Шут обнял ее за плечи.
— Не сердись. Я не над тобой смеялся. Над тем, что ты нас яркими личностями назвала. Ну, Гарвин — да, понятно. Но мы трое — ничуть не более яркие, чем ты. Мы такие же обыкновенные. Что во мне яркого-то, сама посуди? Такой же мирный обыватель, как ты говоришь. Ну, образован неплохо по местным понятиям. Книжек много прочитал. Но я даже не могу сказать, насколько меньше, чем ты.
— Какие там я книжки читала… — пробурчала Лена. — Чтоб я над философским трактатом мучилась…
— Какая разница? В любой книге что-то есть, — сообщил шут, не понимающий, что такое бульварная литература. — Не философия. Чье-то мнение. Пусть даже и глупое или неправильное. Сто таких мнений — и уже можно делать выводы… об ошибочности, например, и о том, что люди, придерживающиеся этого мнения, либо неумны, либо непорядочны, либо прикидываются, а раз их сто, то мнение это все же распространено, или кто-то хочет, чтобы оно было распространено, или, чем черт не шутит, оно имеет под собой какие-то основания… Все равно. Во мне нет ничего выдающегося, Лена. И в Маркусе нет. И в Милите. Вот Владыка — да, это личность яркая и заметная. Дарт — личность. Полукровка Брон — личность, а вот его брат Даг — не так чтоб особенно… Видишь, ты даже не возражаешь, потому что нечего.
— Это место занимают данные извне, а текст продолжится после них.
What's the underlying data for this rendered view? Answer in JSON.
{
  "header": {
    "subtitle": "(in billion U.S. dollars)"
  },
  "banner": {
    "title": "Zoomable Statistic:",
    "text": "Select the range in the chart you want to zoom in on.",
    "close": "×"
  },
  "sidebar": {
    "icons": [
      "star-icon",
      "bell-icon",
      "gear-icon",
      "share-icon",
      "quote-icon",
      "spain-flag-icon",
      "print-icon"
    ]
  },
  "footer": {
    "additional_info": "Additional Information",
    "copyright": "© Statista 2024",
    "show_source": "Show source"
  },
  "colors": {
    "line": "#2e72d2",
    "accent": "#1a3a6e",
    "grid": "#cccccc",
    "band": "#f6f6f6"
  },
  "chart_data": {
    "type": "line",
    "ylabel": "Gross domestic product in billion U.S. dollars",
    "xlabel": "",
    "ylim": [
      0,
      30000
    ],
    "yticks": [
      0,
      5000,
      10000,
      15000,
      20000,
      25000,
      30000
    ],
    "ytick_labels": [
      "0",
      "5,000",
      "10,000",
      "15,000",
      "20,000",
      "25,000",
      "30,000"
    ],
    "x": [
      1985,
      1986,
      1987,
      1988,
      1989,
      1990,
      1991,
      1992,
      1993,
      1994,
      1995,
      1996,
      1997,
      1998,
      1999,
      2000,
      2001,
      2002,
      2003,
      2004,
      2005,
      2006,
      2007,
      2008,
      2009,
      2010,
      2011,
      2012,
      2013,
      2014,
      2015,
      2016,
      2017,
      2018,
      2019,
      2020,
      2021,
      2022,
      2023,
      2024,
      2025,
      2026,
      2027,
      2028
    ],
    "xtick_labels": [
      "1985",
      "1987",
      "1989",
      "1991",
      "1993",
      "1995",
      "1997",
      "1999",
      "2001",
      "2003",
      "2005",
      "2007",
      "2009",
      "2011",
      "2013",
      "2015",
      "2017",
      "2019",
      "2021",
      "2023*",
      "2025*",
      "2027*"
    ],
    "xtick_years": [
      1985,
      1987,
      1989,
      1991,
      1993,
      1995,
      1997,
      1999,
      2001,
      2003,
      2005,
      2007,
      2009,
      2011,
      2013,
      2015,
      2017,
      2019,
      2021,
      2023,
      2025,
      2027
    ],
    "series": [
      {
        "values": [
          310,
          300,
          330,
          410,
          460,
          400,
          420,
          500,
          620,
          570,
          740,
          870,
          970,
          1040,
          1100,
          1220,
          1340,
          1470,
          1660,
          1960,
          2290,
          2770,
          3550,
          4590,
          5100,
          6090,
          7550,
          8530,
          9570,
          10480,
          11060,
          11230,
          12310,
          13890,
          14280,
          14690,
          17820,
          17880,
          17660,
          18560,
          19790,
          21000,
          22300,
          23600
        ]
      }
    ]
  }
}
Ну, Милит великий маг, лучше всех умеет воевать… А вот нет войны — и все. Строитель. Маркус — разве что мечник лучше не придумаешь, но это не свойство личности. Это мастерство. Он Мастер клинка, а Кайл — Мастер амулета. Мы все думаем и поступаем… как все. То есть как не самые плохие, но и не самые хорошие. Я поумнее, Маркус похитрее, Милит посильнее. Вот и все. Тебя огорчает, что ты такая обыкновенная?